Example floating
Example floating
Berita Utama

Saatnya Elang Mencengkeram Tikus-Tikus Senayan

1088
×

Saatnya Elang Mencengkeram Tikus-Tikus Senayan

Sebarkan artikel ini
Kita terlahir di bumi untuk menebar benih kebaikan. Melawan kezholiman. Amar ma’ruf nahi mungkar.
FOTO: ILUSTRASI

tegas.co,. KENDARI, SULTRA – Kita terlahir di bumi untuk menebar benih kebaikan. Melawan kezholiman. Amar ma’ruf nahi mungkar. Tentu tiada yang sempurna. Ada yang suka, banyak yang mencela. Bagi saya sederhana, kita berbuat, perbaiki niatan. Selanjutnya, biar manusia dan Tuhan yang menilainya. Biarlah waktu yang jadi penguji setianya!

Terima kasih atas catatan tentang saya dari sahabat Suhardiyanto (Anto). Anak muda asal Pulau Kaledupa, Wakatobi. Kampung asal kakek dan ibu saya.
===

SAATNYA ELANG MENCENGKERAM TIKUS-TIKUS SENAYAN

(Oleh: SUHARDIYANTO, Penulis)

“Pemimpin itu seperti elang: berani berjuang sendiri, gemar mengendarai badai.”

Petuah di atas saya ikat dari babaran Erwin Usman tempo hari. Itu perjumpaan perdana kami. Singkat, namun berbobot. Banyak hal yang kami bahas. Mulai dari kondisi kekinian Buton, kearifan lokal, pendidikan literasi, hingga mengerucut pada peran pemuda hari ini. Poin terakhir begitu mengesankan.

Perihal pemuda, Bang Erwin mengkritik lakon pemuda yang terkesan ‘Lembek’. Mudah goyah. Entah digoyah lewat kekerasan atau empuknya harta dan jabatan. Kita menemukan banyak pemuda cerdas, namun tak memiliki integritas. Aktivis kardus. Tak adanya kesatuan antara pengetahuan dan perbuatan. Golongan serupa ini murah dilelang.

Pada babaran di atas, jiwa kritis saya tergelitik. “Apa benar lelaki berwajah manis ini seorang aktifis sejati?” ucap saya dalam hati. Lekas jemari saya berselancar ke mesin pencari Google.
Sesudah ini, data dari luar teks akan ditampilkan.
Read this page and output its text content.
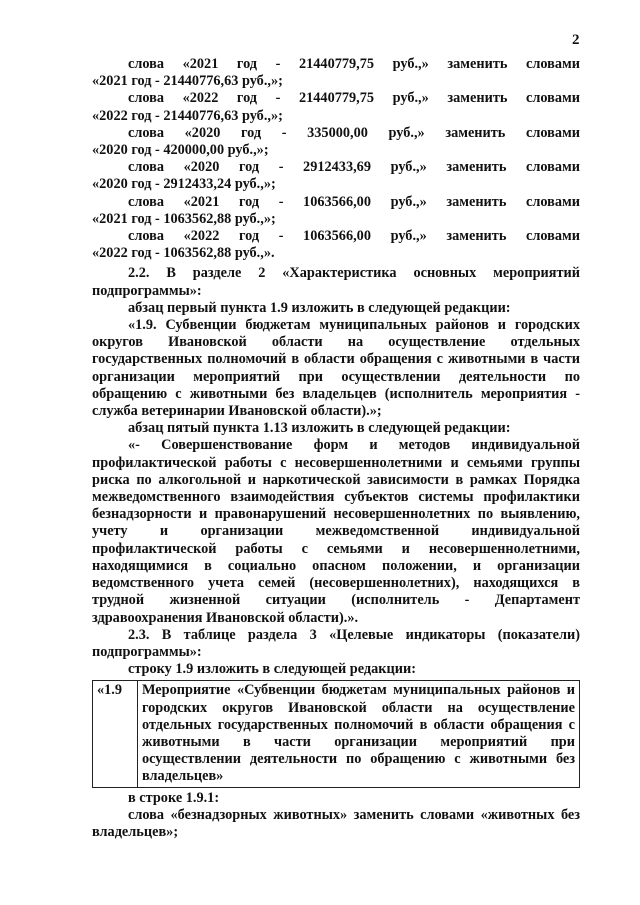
2
слова «2021 год - 21440779,75 руб.,» заменить словами
«2021 год - 21440776,63 руб.,»;
слова «2022 год - 21440779,75 руб.,» заменить словами
«2022 год - 21440776,63 руб.,»;
слова «2020 год - 335000,00 руб.,» заменить словами
«2020 год - 420000,00 руб.,»;
слова «2020 год - 2912433,69 руб.,» заменить словами
«2020 год - 2912433,24 руб.,»;
слова «2021 год - 1063566,00 руб.,» заменить словами
«2021 год - 1063562,88 руб.,»;
слова «2022 год - 1063566,00 руб.,» заменить словами
«2022 год - 1063562,88 руб.,».
2.2. В разделе 2 «Характеристика основных мероприятий подпрограммы»:
абзац первый пункта 1.9 изложить в следующей редакции:
«1.9. Субвенции бюджетам муниципальных районов и городских округов Ивановской области на осуществление отдельных государственных полномочий в области обращения с животными в части организации мероприятий при осуществлении деятельности по обращению с животными без владельцев (исполнитель мероприятия - служба ветеринарии Ивановской области).»;
абзац пятый пункта 1.13 изложить в следующей редакции:
«- Совершенствование форм и методов индивидуальной профилактической работы с несовершеннолетними и семьями группы риска по алкогольной и наркотической зависимости в рамках Порядка межведомственного взаимодействия субъектов системы профилактики безнадзорности и правонарушений несовершеннолетних по выявлению, учету и организации межведомственной индивидуальной профилактической работы с семьями и несовершеннолетними, находящимися в социально опасном положении, и организации ведомственного учета семей (несовершеннолетних), находящихся в трудной жизненной ситуации (исполнитель - Департамент здравоохранения Ивановской области).».
2.3. В таблице раздела 3 «Целевые индикаторы (показатели) подпрограммы»:
строку 1.9 изложить в следующей редакции:
«1.9	Мероприятие «Субвенции бюджетам муниципальных районов и городских округов Ивановской области на осуществление отдельных государственных полномочий в области обращения с животными в части организации мероприятий при осуществлении деятельности по обращению с животными без владельцев»
в строке 1.9.1:
слова «безнадзорных животных» заменить словами «животных без владельцев»;
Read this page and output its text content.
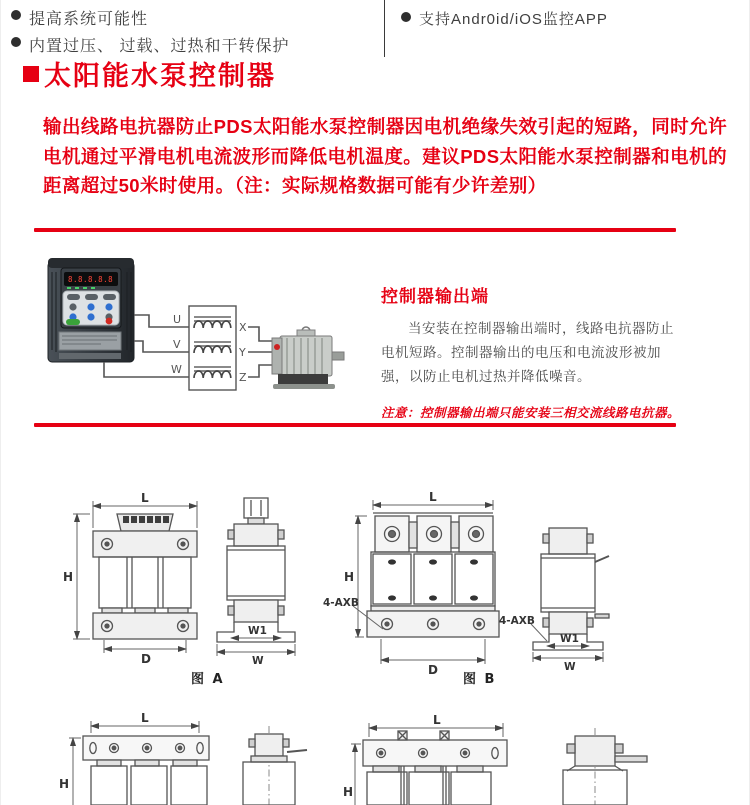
提高系统可能性
内置过压、 过载、过热和干转保护
支持Andr0id/iOS监控APP
太阳能水泵控制器
输出线路电抗器防止PDS太阳能水泵控制器因电机绝缘失效引起的短路，同时允许电机通过平滑电机电流波形而降低电机温度。建议PDS太阳能水泵控制器和电机的距离超过50米时使用。（注：实际规格数据可能有少许差别）
8.8.8.8.8
U
V
W
X
Y
Z
控制器输出端
当安装在控制器输出端时，线路电抗器防止电机短路。控制器输出的电压和电流波形被加强，以防止电机过热并降低噪音。
注意：控制器输出端只能安装三相交流线路电抗器。
L
H
D
W1
W
图 A
L
H
4-AXB
D
4-AXB
W1
W
图 B
L
H
L
H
Saya ketik ‘Erwin Usman’. Hasilnya…. Silahkan Anda coba sendiri. Ngeri kone! Singkatnya, perjuangan Erwin Usman dalam menumpas bobroknya ketidakadilan di negeri ini sudah teruji. Jejak karya dan sepak terjangnya jelas. Tidak mengada-ada. Tak sekadar retorika seperti tokoh-tokoh yang saya temui (Yang dianggap tokoh oleh sebagian besar orang di kampung saya) namun nirkarya.
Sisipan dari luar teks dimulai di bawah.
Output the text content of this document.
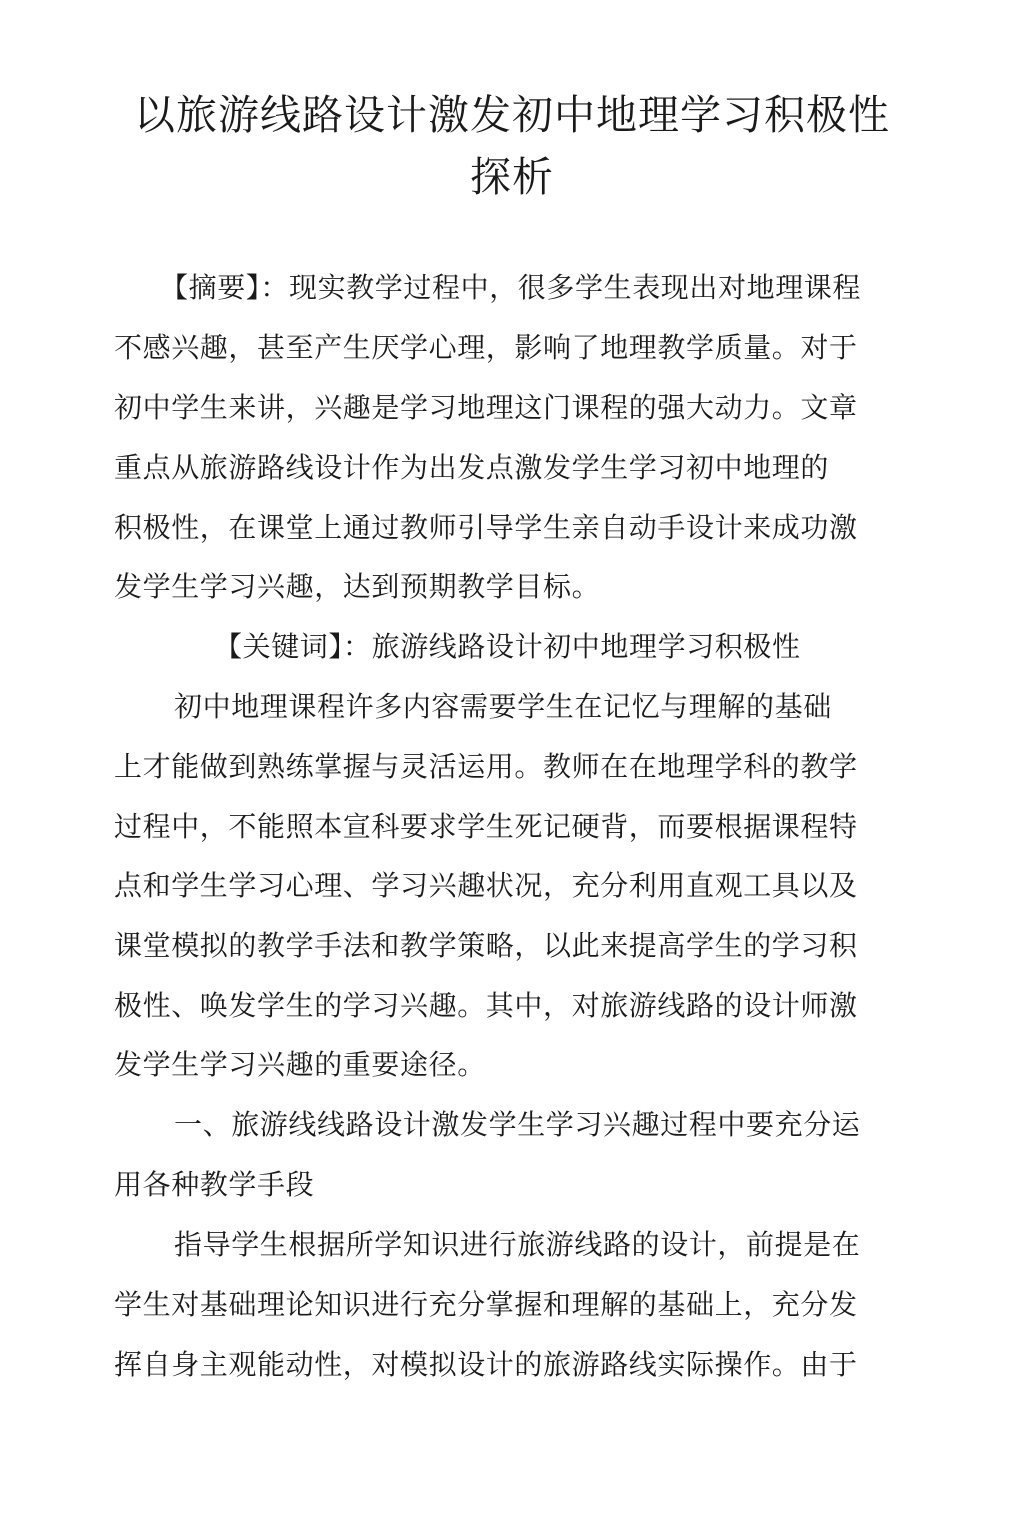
以旅游线路设计激发初中地理学习积极性
探析
【摘要】：现实教学过程中，很多学生表现出对地理课程
不感兴趣，甚至产生厌学心理，影响了地理教学质量。对于
初中学生来讲，兴趣是学习地理这门课程的强大动力。文章
重点从旅游路线设计作为出发点激发学生学习初中地理的
积极性，在课堂上通过教师引导学生亲自动手设计来成功激
发学生学习兴趣，达到预期教学目标。
【关键词】：旅游线路设计初中地理学习积极性
初中地理课程许多内容需要学生在记忆与理解的基础
上才能做到熟练掌握与灵活运用。教师在在地理学科的教学
过程中，不能照本宣科要求学生死记硬背，而要根据课程特
点和学生学习心理、学习兴趣状况，充分利用直观工具以及
课堂模拟的教学手法和教学策略，以此来提高学生的学习积
极性、唤发学生的学习兴趣。其中，对旅游线路的设计师激
发学生学习兴趣的重要途径。
一、旅游线线路设计激发学生学习兴趣过程中要充分运
用各种教学手段
指导学生根据所学知识进行旅游线路的设计，前提是在
学生对基础理论知识进行充分掌握和理解的基础上，充分发
挥自身主观能动性，对模拟设计的旅游路线实际操作。由于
Saya menyebut Bang Erwin sebagai aktivis ‘negeri’ karena kiprahnya menasional. Aktifis 98 ini turut menghajar korporasi besar yang merongrong kedaulatan dan kesejahteraan bangsa. Salah satunya melumat mafia migas yang merugikan negara triliunan rupiah. Di tingkat lokal, Bang Erwin tak segan-segan melibas pemimpin daerah yang bertindak zalim dan semena-mena.

“Edan…kok saya telat tahu ikhwal putra daerah ini,” gumam saya.
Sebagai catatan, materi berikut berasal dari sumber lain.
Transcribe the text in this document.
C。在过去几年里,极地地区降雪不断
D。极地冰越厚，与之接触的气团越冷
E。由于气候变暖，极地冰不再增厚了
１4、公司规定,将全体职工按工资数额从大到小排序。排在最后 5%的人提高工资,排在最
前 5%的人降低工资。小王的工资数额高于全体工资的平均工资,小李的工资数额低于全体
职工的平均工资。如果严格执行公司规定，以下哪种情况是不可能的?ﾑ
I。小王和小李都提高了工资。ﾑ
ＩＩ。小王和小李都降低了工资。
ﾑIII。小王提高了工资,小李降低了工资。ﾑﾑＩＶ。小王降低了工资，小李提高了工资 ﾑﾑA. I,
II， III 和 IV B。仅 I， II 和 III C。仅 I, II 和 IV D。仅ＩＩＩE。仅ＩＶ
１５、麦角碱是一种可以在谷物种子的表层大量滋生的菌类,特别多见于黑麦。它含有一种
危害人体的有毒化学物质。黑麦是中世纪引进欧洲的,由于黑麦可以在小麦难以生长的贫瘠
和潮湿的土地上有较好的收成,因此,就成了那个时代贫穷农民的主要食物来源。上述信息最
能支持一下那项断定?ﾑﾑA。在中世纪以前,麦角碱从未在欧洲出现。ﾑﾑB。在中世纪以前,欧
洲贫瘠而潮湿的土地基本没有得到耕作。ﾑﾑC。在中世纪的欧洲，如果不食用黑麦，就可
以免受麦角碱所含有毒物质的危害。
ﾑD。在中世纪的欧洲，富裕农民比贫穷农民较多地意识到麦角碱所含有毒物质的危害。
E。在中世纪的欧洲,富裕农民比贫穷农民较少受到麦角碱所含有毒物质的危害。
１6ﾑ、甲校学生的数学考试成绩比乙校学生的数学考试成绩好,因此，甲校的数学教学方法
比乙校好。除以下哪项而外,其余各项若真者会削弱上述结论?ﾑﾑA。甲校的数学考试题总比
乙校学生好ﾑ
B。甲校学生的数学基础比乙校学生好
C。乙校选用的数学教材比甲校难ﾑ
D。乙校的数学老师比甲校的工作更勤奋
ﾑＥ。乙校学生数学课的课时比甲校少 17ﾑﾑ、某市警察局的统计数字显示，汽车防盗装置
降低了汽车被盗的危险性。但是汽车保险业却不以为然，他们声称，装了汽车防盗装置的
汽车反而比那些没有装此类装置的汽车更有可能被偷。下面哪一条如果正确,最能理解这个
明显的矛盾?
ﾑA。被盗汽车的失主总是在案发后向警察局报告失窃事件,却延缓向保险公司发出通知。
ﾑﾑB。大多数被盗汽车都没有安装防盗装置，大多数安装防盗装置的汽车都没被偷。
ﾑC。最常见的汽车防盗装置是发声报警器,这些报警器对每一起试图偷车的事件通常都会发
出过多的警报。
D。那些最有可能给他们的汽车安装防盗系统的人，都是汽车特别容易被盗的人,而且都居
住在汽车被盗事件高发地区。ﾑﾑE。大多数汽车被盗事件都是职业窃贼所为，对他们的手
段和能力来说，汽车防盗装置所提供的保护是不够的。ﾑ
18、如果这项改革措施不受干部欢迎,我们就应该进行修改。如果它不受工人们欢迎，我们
“Eh silahkan diminum kopinya,” seorang perempuan renta membuyarkan konsentrasi saya. Aroma kopi ditambah gorengan ubi kayu, sukses merehatkan logika. Lambat laun saya mafhum kalau dialah ibunda Erwin Usman.

Tunggu! Saya ingin berbagi satu hal tentang Bang Erwin. Ahmad, salah satu sahabat Erwin Usman pernah bertutur tentang alasan Bang Erwin tak memugar rumah kayu orang tuanya. Rumah itu dibiarkan sederhana. Apa adanya. Padahal, sebagai komisaris BUMN, merupakan hal yang mudah bagi Erwin Usman untuk mengistanakan gubuk itu. “Mad, saya ingin mempertahankan kesadaran bahwa saya adalah anak rakyat jelata,” kisah Ahmad mengulang ucapan Erwin Usman.

Empati, satu hal yang dititipkan Erwin Usman pada saya. Menurutnya, empati tak bisa dipelajari. Hanya bisa digapai manakala hati dibiasakan bercengkrama dengan rakyat jelata. Menjadi bagian dari mereka. Menjadi senyum yang mengambang bersama kebahagiaan mereka. Menjadi nafas yang berhembus bersama detak kehidupan mereka. Menjadi punggung tangan yang menghapus air mata penderitaan serta nurani yang berdegup bersama darah perjuangan rakyat yang tertindas.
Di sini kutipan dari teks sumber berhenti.